Now that you have set the values for your own environment, run the code to actually update your machine’s knowledge of the subscription. Note that I used the back tick “`” to specify that the command continues on a new line.

Set-AzureSubscription –SubscriptionName $localSubName `
–SubscriptionId $subID -Certificate $myCert

Some operations rely on a default storage account, you may want to set the default storage account you want to use for each subscription.

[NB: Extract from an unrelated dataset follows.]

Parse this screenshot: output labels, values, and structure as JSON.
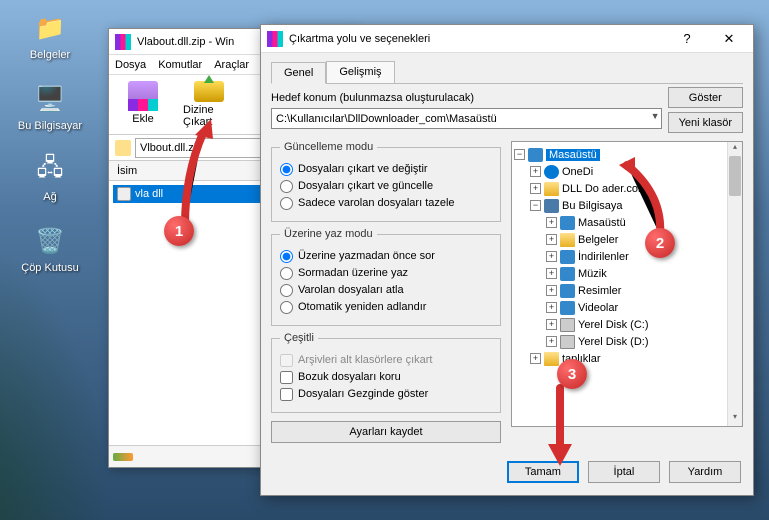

#optionally set "current" storage account for this sub
$defaultStorageAccount = 'MyFavStorageAccount'
Set-AzureSubscription -SubscriptionName $localSubName `
-CurrentStorageAccount $defaultStorageAccount

Next you can set the default subscription that you will start with when you open PowerShell on this machine (note that we’ve changed from the Set cmdlet to the Select one):

Select-AzureSubscription –Default $localSubName

You can change which of the configured subscriptions is the current one:

Select-AzureSubscription –Current $localSubName

Check to see which subscription you are currently using:

Get-AzureSubscription –Current
(Get-AzureSubscription -Current).SubscriptionName

Verify that you can connect and list the services associated with the current subscription:

Get-AzureService | select ServiceName

Look at the Local Configuration

Now let’s look at what got updated on the local machine.

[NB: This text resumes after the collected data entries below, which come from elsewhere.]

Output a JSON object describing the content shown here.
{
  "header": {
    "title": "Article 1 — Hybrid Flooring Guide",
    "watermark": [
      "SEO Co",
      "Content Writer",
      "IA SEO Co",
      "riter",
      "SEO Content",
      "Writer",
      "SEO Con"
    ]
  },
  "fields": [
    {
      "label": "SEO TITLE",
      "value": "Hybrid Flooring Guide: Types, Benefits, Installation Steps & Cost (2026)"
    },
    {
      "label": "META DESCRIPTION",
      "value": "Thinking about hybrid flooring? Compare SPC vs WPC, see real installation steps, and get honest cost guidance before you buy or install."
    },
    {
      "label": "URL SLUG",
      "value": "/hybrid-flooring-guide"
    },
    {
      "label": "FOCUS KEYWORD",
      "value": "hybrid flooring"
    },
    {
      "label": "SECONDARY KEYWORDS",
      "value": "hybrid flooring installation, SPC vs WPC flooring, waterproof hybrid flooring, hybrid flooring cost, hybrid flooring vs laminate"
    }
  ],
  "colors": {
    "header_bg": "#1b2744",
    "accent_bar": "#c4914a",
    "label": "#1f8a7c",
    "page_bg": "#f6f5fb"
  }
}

Open File Explorer and go to %appdata%Windows Azure PowerShell. Open WindowsAzureProfile.xml in Notepad or your favorite editor. Here are a few of the key values for each subscription you have mapped on your machine:

IsDefault tells you which one is the default subscription for your machine

<IsDefault>true</IsDefault>

The thumbprint id is stored as the ManagementCertificate:

<ManagementCertificate>1234567891234567891234567891234567891234</ManagementCertificate>

The local name you chose for the subscription is stored in Name (to avoid confusion chose the name used in the portal):

<Name>MyFavSub</Name>

The subscription id is stored in SubscriptionId:

<SubscriptionId>11111111-2222-3333-4444-555555555555</SubscriptionId>

Remove Subscription

If you need to remove a subscription from your machine, whether because you no longer have access to it or because you want to change one of the properties such as the name or which certificate you use, you can use Remove-AzureSubscription. This updates your local %appdata%Windows Azure PowerShell.

#RemoveSub
#Remove my machine's knowledge of a subscription 
#Removes info from %appdata%Windows Azure PowerShellWindowsAzureProfile.xml
Remove-AzureSubscription -SubscriptionName MyFavSub

Sample Script

Here is a handy dandy cut/paste version of the above PowerShell code to add a subscription and make it your default and current subscription:

#copy SUBSCRIPTION ID from portal 
#lower left, settings, management certificates
$subID = "YourOwnSubID"
#copy THUMBPRINT from portal 
#lower left, settings, management certificates
$thumbprint = "YourCertThumbprint"
$myCert = Get-Item cert:\CurrentUserMy$thumbprint  
#subname to be used locally
#usually you will choose the actual subscription name
#stored in %appdata%Windows Azure PowerShellWindowsAzureProfile.xml
$localSubName = "YourSubcriptionName"
#optionally set "current" storage account for this sub
$defaultStorageAccount = 'OptionalDefaultStorage'
Set-AzureSubscription –SubscriptionName $localSubName `
    –SubscriptionId $subID -Certificate $myCert
Set-AzureSubscription -SubscriptionName $localSubName `
    -CurrentStorageAccount $defaultStorageAccount
Select-AzureSubscription –Default $localSubName
Select-AzureSubscription –Current $localSubName
Get-AzureSubscription –Current
(Get-AzureSubscription -Current).SubscriptionName

You are Ready for PowerShell Gooey Goodness!

Woohoo! Now you can access your Azure subscriptions from your machine without entering ids and passwords. You can automate, simplify, and standardize any Azure activity that has an associated cmdlet! Happy PowerShelling!